BRCA I/II test results can be positive or negative or report a variant of uncertain significance. These types of discussions involve communicating clearly risk information and corresponding referral and management options, which can be particularly challenging as many clinicians and specialist breast care nurses struggle when explaining numerical data. In addition, numeracy levels amongst the general public in the UK are poor, and many struggle to understand risk-based information, which can lead to mis-informed decision-making. Unfortunately, there is evidence that clinicians without specific genetic training often lack confidence and knowledge about the referral pathway, the genetic background of inheritance or how to speak to individuals about genetic testing and risk assessment. This is an area that warrants specialist training.
Some women prefer to remain flat following a mastectomy and the reasons vary for not having breast reconstructive surgery. An online survey administered to 931 women with a history of unilateral or bilateral mastectomy for elevated risk of or treatment for breast cancer found that the top two reasons for choosing no reconstruction, or being flat, were a desire for faster recovery and avoidance of implants. In this US study, the strongest predictor of satisfaction following surgery was related to receiving adequate information and support from a specialist breast surgeon.
In the UK, the National Institution for Health and Care Excellence (NICE) guidelines infer that BR is performed to produce symmetry following mastectomy. However, symmetry can be achieved by other means, namely contralateral prophylactic mastectomy (CPM). In the UK the number of women with unilateral breast cancer choosing to have CPM has increased over time (2002, n = 529 and 2011, n = 931). Those who request removal of the contralateral breast to achieve symmetry rather than BR may be viewed as overly anxious about developing cancer in the remaining breast. An ongoing controversy is that the risks and complications of these surgeries may be more harmful than beneficial for women without improving their cancer outcomes. This widespread emphasis on BR led to formation of a UK Charity called Flat Friends ( support@flatfriends.org.uk ). The organisation offers help and information to women who decide to stay flat or to those who are trying to decide about reconstruction or CPM to achieve symmetry.

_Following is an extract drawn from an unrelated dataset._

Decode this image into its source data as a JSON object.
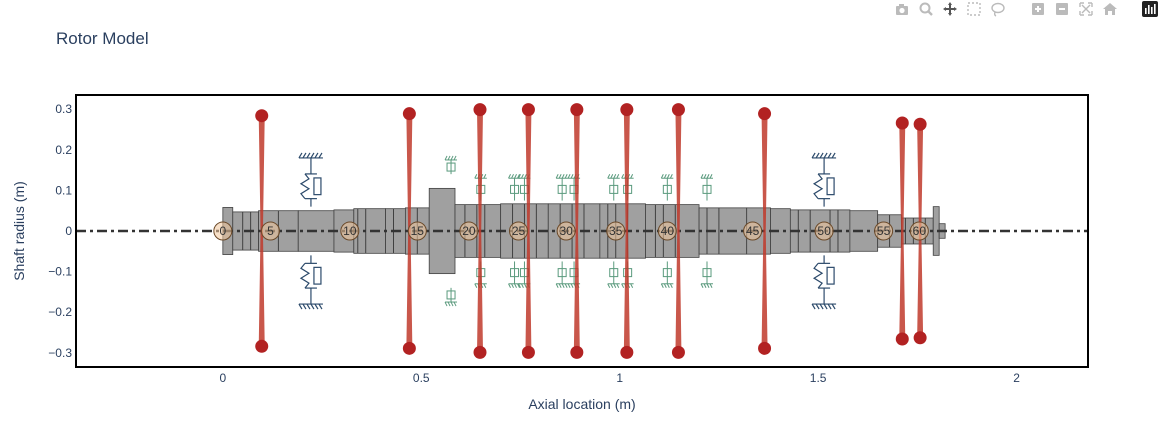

Support for staying flat following mastectomy appears to be growing amongst HCPs but mainly for those patients at increased clinical risk. A UK survey of 58 HCPs (32 surgeons, 21 nurses, 4 other) involved in the care and management of women considering CPM found that just over half ( n = 30; 51%) agreed with offering CPM as a means of achieving symmetry to patients at high clinical risk. However, only 11 (19%) believed it should be offered (for reasons related to risk reduction) to women not thought to be at an increased clinical risk. Nine (16%) respondents said they always initiated discussion of CPM with eligible patients (high clinical risk) and the majority ( n = 40; 80%) indicated an interest in receiving training in how to facilitate these clinical consultations. One of the greatest challenges with these discussions, from the HCP perspective, was helping patients understand the risks compared with the benefits of CPM.